Monday, February 22, 2010

Baron Blood:
Stupid Character Syndrome runs rampant

Baron Blood (aka "Chamber of Tortures" and "The Torture Chamber of Baron Blood") (1972)
Starring: Elke Sommer, Antonio Cantafora, Massimo Girotti, Joseph Cotton, and Rada Rassimov
Director: Mario Bava
Rating: Five of Ten Stars

While visiting his ancestral home in Austria, a not-very-bright American grad student (Cantafora) restores his sadistic, blood-thirsty 16th century ancestor to life by reading a incantation that promises to do just that. The ressurected "Baron Blood" is now roaming the countryside, claiming victims, and moron-boy must find a way to undo what he did.


"Baron Blood" is an uneven film, both in its photography, pacing and acting. The camera work ranges from amazing to annoyingly bad--how can the same director/cinematographer who made the gorgeous "Diabolik" be the guy who is responsible for overuse of of crash-zooms and focus-pulls that we are subject to here?--the plot moves with a more jerking pace than a car with a failing transmission, and the acting ranges from passable in some scenes, to completely wooden in others, to so over-the-top scene-chewing in yet others that I am sure injuries must have occured from the flying splinters.

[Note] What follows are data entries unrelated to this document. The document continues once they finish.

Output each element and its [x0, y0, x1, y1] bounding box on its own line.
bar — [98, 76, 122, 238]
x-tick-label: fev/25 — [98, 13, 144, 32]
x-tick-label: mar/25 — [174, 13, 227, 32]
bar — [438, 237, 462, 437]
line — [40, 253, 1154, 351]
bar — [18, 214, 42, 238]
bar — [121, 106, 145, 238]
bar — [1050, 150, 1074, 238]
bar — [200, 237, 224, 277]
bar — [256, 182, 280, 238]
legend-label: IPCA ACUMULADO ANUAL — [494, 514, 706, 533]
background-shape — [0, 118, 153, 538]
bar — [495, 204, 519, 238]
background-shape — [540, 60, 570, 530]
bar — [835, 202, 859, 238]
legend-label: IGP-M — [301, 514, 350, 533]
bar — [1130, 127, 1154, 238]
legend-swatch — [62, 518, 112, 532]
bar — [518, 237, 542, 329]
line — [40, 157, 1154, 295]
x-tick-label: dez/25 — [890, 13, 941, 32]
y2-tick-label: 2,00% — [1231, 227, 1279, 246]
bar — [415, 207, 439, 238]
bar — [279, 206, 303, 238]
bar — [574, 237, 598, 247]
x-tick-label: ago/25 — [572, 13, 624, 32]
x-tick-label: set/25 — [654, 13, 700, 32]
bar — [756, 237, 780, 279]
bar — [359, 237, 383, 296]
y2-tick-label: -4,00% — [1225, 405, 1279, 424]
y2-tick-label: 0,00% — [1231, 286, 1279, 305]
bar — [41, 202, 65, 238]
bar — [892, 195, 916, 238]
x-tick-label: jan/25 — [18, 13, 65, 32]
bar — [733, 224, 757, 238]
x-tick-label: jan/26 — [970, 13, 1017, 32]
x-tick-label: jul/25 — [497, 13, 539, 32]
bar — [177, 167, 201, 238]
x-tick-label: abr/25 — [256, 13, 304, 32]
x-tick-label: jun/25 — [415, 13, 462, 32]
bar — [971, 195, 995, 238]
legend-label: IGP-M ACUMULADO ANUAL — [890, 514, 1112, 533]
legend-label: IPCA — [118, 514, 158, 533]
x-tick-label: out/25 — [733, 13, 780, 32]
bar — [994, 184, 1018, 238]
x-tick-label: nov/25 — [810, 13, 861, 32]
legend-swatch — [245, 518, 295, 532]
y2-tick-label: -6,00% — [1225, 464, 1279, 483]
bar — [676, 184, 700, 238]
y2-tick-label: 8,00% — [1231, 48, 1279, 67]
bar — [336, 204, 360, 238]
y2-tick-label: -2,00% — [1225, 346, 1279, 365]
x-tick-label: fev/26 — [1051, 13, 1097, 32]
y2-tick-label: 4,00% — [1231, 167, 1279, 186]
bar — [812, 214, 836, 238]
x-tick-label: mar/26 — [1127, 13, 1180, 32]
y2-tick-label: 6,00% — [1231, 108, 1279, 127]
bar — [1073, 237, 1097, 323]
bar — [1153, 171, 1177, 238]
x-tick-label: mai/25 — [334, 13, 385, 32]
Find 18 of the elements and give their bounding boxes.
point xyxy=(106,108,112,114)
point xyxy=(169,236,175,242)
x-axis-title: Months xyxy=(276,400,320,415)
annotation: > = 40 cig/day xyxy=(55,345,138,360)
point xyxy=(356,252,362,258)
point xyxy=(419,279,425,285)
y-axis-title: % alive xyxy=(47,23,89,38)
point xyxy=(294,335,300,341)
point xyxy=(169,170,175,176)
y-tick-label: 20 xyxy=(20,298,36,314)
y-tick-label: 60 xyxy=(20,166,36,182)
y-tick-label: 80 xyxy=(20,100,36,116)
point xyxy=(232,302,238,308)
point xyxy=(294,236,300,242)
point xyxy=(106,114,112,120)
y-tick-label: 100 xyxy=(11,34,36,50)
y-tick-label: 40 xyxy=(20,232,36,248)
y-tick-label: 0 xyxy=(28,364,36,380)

Full of stupid characters doing stupid things, being played by actors who aren't giving their best performances, "Baron Blood" is mostly a mediocre attempt at capturing the look and feel of the Hammer gothic horrors from the 1950s and 1960s--something Bava had previously done a better job at in previous films "Black Sunday" and "Kill, Baby... Kill!"--but which is does feature a few dazzling moments of horror and artistry that will make you understand why those who praise Mario Bava are so in love with his work.

There is fantastic sequence where Anna (Elke Sommer), the film's damsel in distress who eventually saves everyone in the end, in a nice little twist to the genre standards, narrowly escapes ambush by the cloaked Baron Blood and is then persued through the eerily deserted streets of the town. The sequence ends with a wimper instead of the bang it could have and should have ended with, but it almmost makes the movie worth wathing by itself. The filming here is as gorgeous as anything Bava ever recorded and the suspense of the chase will have you on the edge of your seat.


The end of the movie, even with the massive plot holes that get opened and let unresolved as we build toward it, is also spectacularly filmed and intense that the viewer will almost forget the mediocrity that went before it. The resolution to the story also has a couple of elements that I never would have imagined, but they are of the "Wow! Cool!" variety rather than of the eye-rolling, out-of-left-field-to-show-how-clever-the-writer-thinks-he-is variety.

"Baron Blood is worth checking out if you've got nothing else that looks interesting, and it would be a perfect headliner for a "Creepy Castle"-themed Bad Movie Night, but you shouldn't go too far out of your way of it under any circumstance.